Perhaps the idea of a museum, any museum, belongs too definitely to an abstract and Alexandrian age so that the attempt to make a museum into a major architectural project is bound to be heavy and overweening. Perhaps a museum is more tolerable the more modest it is. Why not, then, have taken some old brownstone, remodeled it, punched holes in the walls and let in the light. The Guggenheim with its white walls and even white light is, I suppose, well lit, but according to a style which is on its way to becoming canonical nowadays. It is the light of an unblinking stare; and the paintings become lifeless and static within it. With natural light there would be gray days and bright days, the picture would change but live; and any painting that had any spizazz could ride these breakers of weather and be enriched thereby.

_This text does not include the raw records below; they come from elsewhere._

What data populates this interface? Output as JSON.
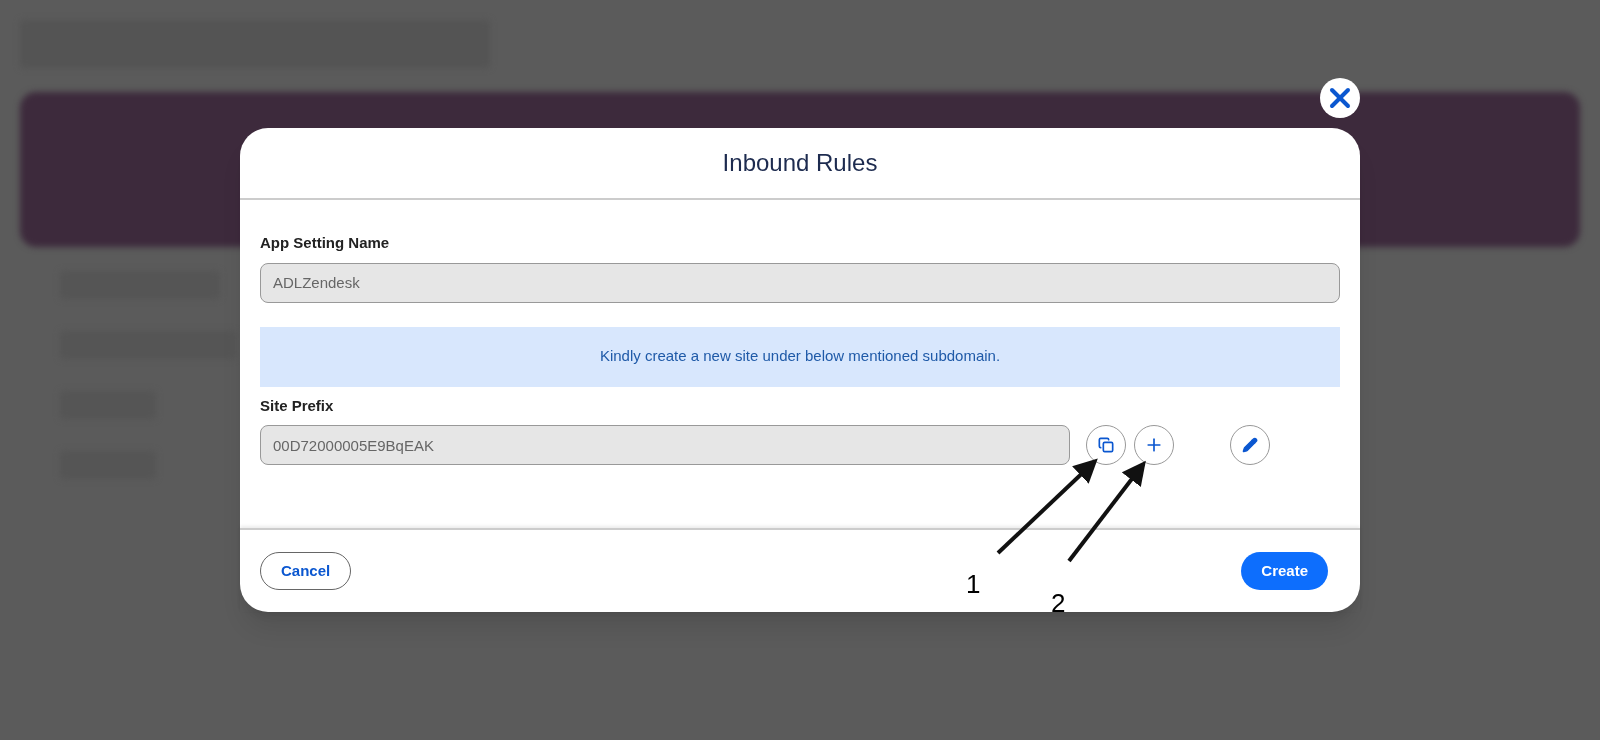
{
  "dialog": {
    "title": "Inbound Rules",
    "app_setting": {
      "label": "App Setting Name",
      "value": "ADLZendesk",
      "disabled": true
    },
    "info_message": "Kindly create a new site under below mentioned subdomain.",
    "site_prefix": {
      "label": "Site Prefix",
      "value": "00D72000005E9BqEAK",
      "disabled": true
    },
    "icon_buttons": [
      {
        "kind": "copy"
      },
      {
        "kind": "add"
      },
      {
        "kind": "edit"
      }
    ],
    "buttons": [
      {
        "label": "Cancel",
        "kind": "secondary"
      },
      {
        "label": "Create",
        "kind": "primary"
      }
    ]
  },
  "annotations": [
    {
      "label": "1"
    },
    {
      "label": "2"
    }
  ]
}
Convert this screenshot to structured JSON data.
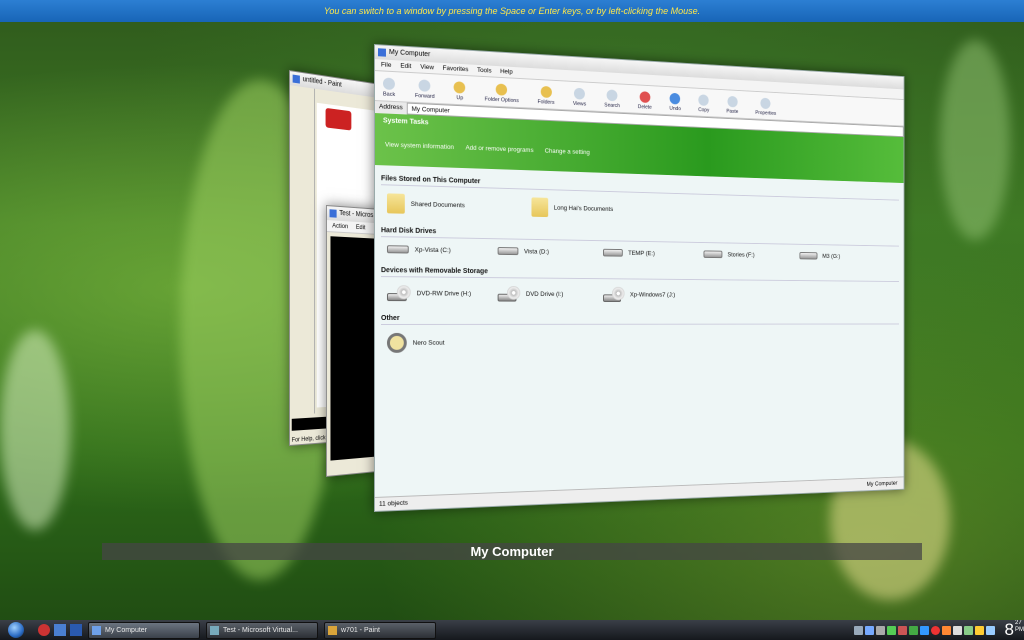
{
  "hint": "You can switch to a window by pressing the Space or Enter keys, or by left-clicking the Mouse.",
  "caption": "My Computer",
  "paint_window": {
    "title": "untitled - Paint",
    "status": "For Help, click H"
  },
  "test_window": {
    "title": "Test - Micros",
    "menu": [
      "Action",
      "Edit"
    ]
  },
  "mycomputer_window": {
    "title": "My Computer",
    "menu": [
      "File",
      "Edit",
      "View",
      "Favorites",
      "Tools",
      "Help"
    ],
    "toolbar": [
      "Back",
      "Forward",
      "Up",
      "Folder Options",
      "Folders",
      "Views",
      "Search",
      "Delete",
      "Undo",
      "Copy",
      "Paste",
      "Properties"
    ],
    "address_label": "Address",
    "address_value": "My Computer",
    "system_tasks": {
      "title": "System Tasks",
      "links": [
        "View system information",
        "Add or remove programs",
        "Change a setting"
      ]
    },
    "sections": [
      {
        "title": "Files Stored on This Computer",
        "items": [
          {
            "label": "Shared Documents",
            "icon": "folder-icon"
          },
          {
            "label": "Long Hai's Documents",
            "icon": "folder-icon"
          }
        ]
      },
      {
        "title": "Hard Disk Drives",
        "items": [
          {
            "label": "Xp-Vista (C:)",
            "icon": "hard-drive-icon"
          },
          {
            "label": "Vista (D:)",
            "icon": "hard-drive-icon"
          },
          {
            "label": "TEMP (E:)",
            "icon": "hard-drive-icon"
          },
          {
            "label": "Stories (F:)",
            "icon": "hard-drive-icon"
          },
          {
            "label": "M3 (G:)",
            "icon": "hard-drive-icon"
          }
        ]
      },
      {
        "title": "Devices with Removable Storage",
        "items": [
          {
            "label": "DVD-RW Drive (H:)",
            "icon": "dvd-drive-icon"
          },
          {
            "label": "DVD Drive (I:)",
            "icon": "dvd-drive-icon"
          },
          {
            "label": "Xp-Windows7 (J:)",
            "icon": "dvd-drive-icon"
          }
        ]
      },
      {
        "title": "Other",
        "items": [
          {
            "label": "Nero Scout",
            "icon": "nero-scout-icon"
          }
        ]
      }
    ],
    "status": "11 objects",
    "status_right": "My Computer"
  },
  "taskbar": {
    "buttons": [
      "My Computer",
      "Test - Microsoft Virtual...",
      "w701 - Paint"
    ],
    "clock_hour": "8",
    "clock_minute": "27",
    "clock_ampm": "PM"
  }
}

Why should we condone anything nowadays that tends, if even in the slightest, against the living and toward the lifeless, whether it slights the spiritual individuality of the artist or my own spiritual freedom as a gallery-goer? My course through a museum is always erratic: I may walk through the first rooms very rapidly, stop in the middle and slow down, then go back, and then forward. These zigzags of freedom are denied me at the Guggenheim. If, after I have got to the bottom, I want to go back to a single painting, I must take the elevator and descend halfway down the ramp. And what is going to happen when they want to give small one-man shows that in another building could be packed snugly and intimately into a few rooms? What would a new Brancusi show look like in this new Guggenheim?

And so we say farewell to the Pictorama, crossing over to the other side of Fifth Avenue, this time enjoying the humble functionalism of a park bench. I would not want to leave the impression that I think this building was not worth doing: everything bold is worthwhile, provided we learn from its mistakes. The trouble is that the accumulated hush-hush that has surrounded Wright for decades as an “authentic American genius” (which he certainly is), as well as the vested interests of architects without taste, will combine to drown the voices of the few who cry that the emperor is naked—or in this case is not nearly naked enough. In fact, I liked the exterior better than I had thought I would from its photographs. Some of the popular scoffing is not wholly accurate: it is not really so much like an overblown Bendix washer, or butter churner, or slightly distended accordion. Rather, in its full sweep from block to block it is an effective, if somewhat literal, parody of a ship, of about the heavy cruiser class I should say, with the rotunda as a superstructure from whose turrets guns might suddenly swivel. If it were set down beside a waterfront, and its interior remodeled for offices, it would make quite a good building for one of the maritime services.